Poner en orden las finanzas personales
Llega el día veinticinco y te das cuenta, de que, una vez más, estás casi en números rojos en la cuenta. Te pones a pensar en lo que has gastado durante el mes y llegas a la conclusión de que no puede haber sido tanto como dice el saldo del banco. Entonces ¿qué ha ocurrido con el dinero? Esto, que es habitual en muchas personas se debe a una mala planificación financiera que hace que desconozcan su nivel real de gastos, lo que les impide llevar con orden sus finanzas personales. Para lograrlo, es necesario seguir una serie de consejos:

– Dedícales tiempo: Seguramente no te apetece mucho, pero es hora de sentarse y consultar los extractos de los bancos, de tus inversiones, si tienes y de tu patrimonio en general. Puedes utilizar un programa de ordenador o un cuaderno, pero debes comenzar anotando todos tus ingresos y gastos, del tipo que sean.
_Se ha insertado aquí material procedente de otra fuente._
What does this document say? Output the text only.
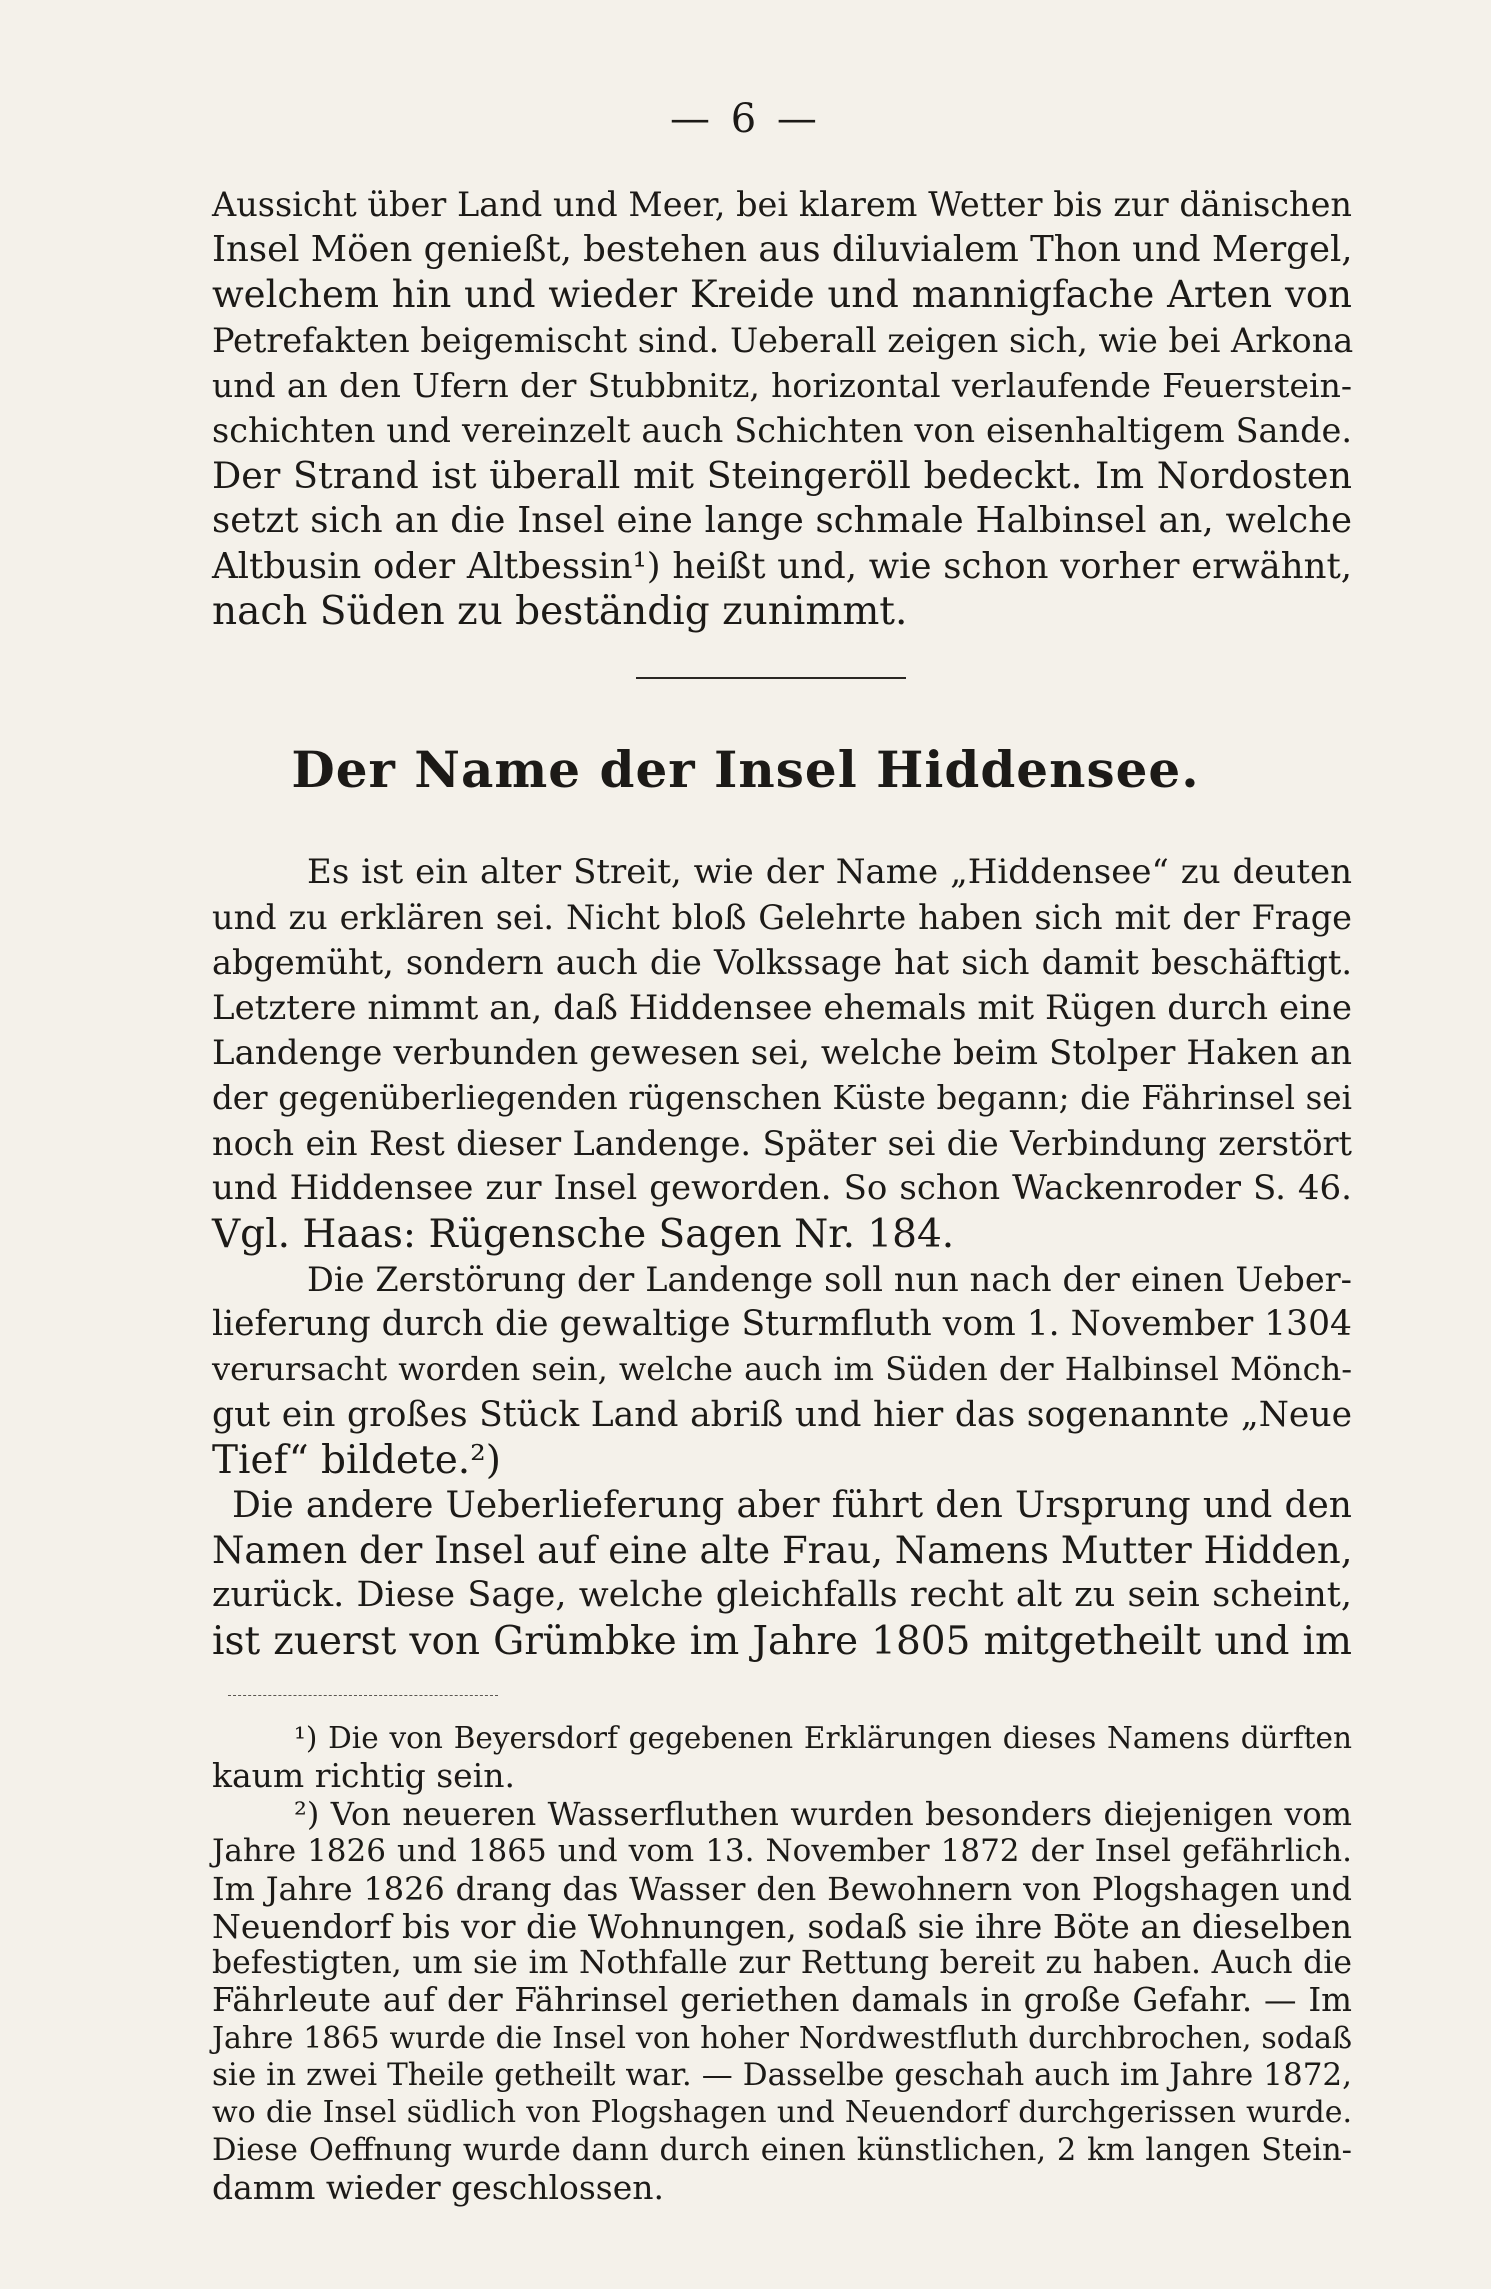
— 6 —
Aussicht über Land und Meer, bei klarem Wetter bis zur dänischen
Insel Möen genießt, bestehen aus diluvialem Thon und Mergel,
welchem hin und wieder Kreide und mannigfache Arten von
Petrefakten beigemischt sind. Ueberall zeigen sich, wie bei Arkona
und an den Ufern der Stubbnitz, horizontal verlaufende Feuerstein-
schichten und vereinzelt auch Schichten von eisenhaltigem Sande.
Der Strand ist überall mit Steingeröll bedeckt. Im Nordosten
setzt sich an die Insel eine lange schmale Halbinsel an, welche
Altbusin oder Altbessin¹) heißt und, wie schon vorher erwähnt,
nach Süden zu beständig zunimmt.
Der Name der Insel Hiddensee.
Es ist ein alter Streit, wie der Name „Hiddensee“ zu deuten
und zu erklären sei. Nicht bloß Gelehrte haben sich mit der Frage
abgemüht, sondern auch die Volkssage hat sich damit beschäftigt.
Letztere nimmt an, daß Hiddensee ehemals mit Rügen durch eine
Landenge verbunden gewesen sei, welche beim Stolper Haken an
der gegenüberliegenden rügenschen Küste begann; die Fährinsel sei
noch ein Rest dieser Landenge. Später sei die Verbindung zerstört
und Hiddensee zur Insel geworden. So schon Wackenroder S. 46.
Vgl. Haas: Rügensche Sagen Nr. 184.
Die Zerstörung der Landenge soll nun nach der einen Ueber-
lieferung durch die gewaltige Sturmfluth vom 1. November 1304
verursacht worden sein, welche auch im Süden der Halbinsel Mönch-
gut ein großes Stück Land abriß und hier das sogenannte „Neue
Tief“ bildete.²)
Die andere Ueberlieferung aber führt den Ursprung und den
Namen der Insel auf eine alte Frau, Namens Mutter Hidden,
zurück. Diese Sage, welche gleichfalls recht alt zu sein scheint,
ist zuerst von Grümbke im Jahre 1805 mitgetheilt und im
¹) Die von Beyersdorf gegebenen Erklärungen dieses Namens dürften
kaum richtig sein.
²) Von neueren Wasserfluthen wurden besonders diejenigen vom
Jahre 1826 und 1865 und vom 13. November 1872 der Insel gefährlich.
Im Jahre 1826 drang das Wasser den Bewohnern von Plogshagen und
Neuendorf bis vor die Wohnungen, sodaß sie ihre Böte an dieselben
befestigten, um sie im Nothfalle zur Rettung bereit zu haben. Auch die
Fährleute auf der Fährinsel geriethen damals in große Gefahr. — Im
Jahre 1865 wurde die Insel von hoher Nordwestfluth durchbrochen, sodaß
sie in zwei Theile getheilt war. — Dasselbe geschah auch im Jahre 1872,
wo die Insel südlich von Plogshagen und Neuendorf durchgerissen wurde.
Diese Oeffnung wurde dann durch einen künstlichen, 2 km langen Stein-
damm wieder geschlossen.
– Verifica tu estado financiero: Una vez que anotemos todos nuestros gastos o ingresos es cuándo podremos determinar si nuestras cuentas están saneadas (ganamos más de lo que gastamos o al menos lo mismo) o son deficitarias (nuestros gastos son mayores que nuestros ingresos).

Si estamos en el segundo caso, deberemos trazar un plan de acción para que el balance de nuestras cuentas deje de ser negativo. Para ello deberemos, en primer lugar, aumentar nuestros ingresos en la medida de lo posible al tiempo que reducimos nuestros gastos. En el primer caso podemos solicitar un aumento de sueldo, invertir algo de dinero si lo tenemos o conseguir un segundo trabajo. En el segundo deberemos eliminar todos los gastos superfluos y reducir al máximo los imprescindibles.

Esto es más necesario aún si tenemos un montón de créditos que pagar, así como recibos de las tarjetas de crédito. Eliminar estas deudas debe ser nuestra primera prioridad para sanear nuestra economía.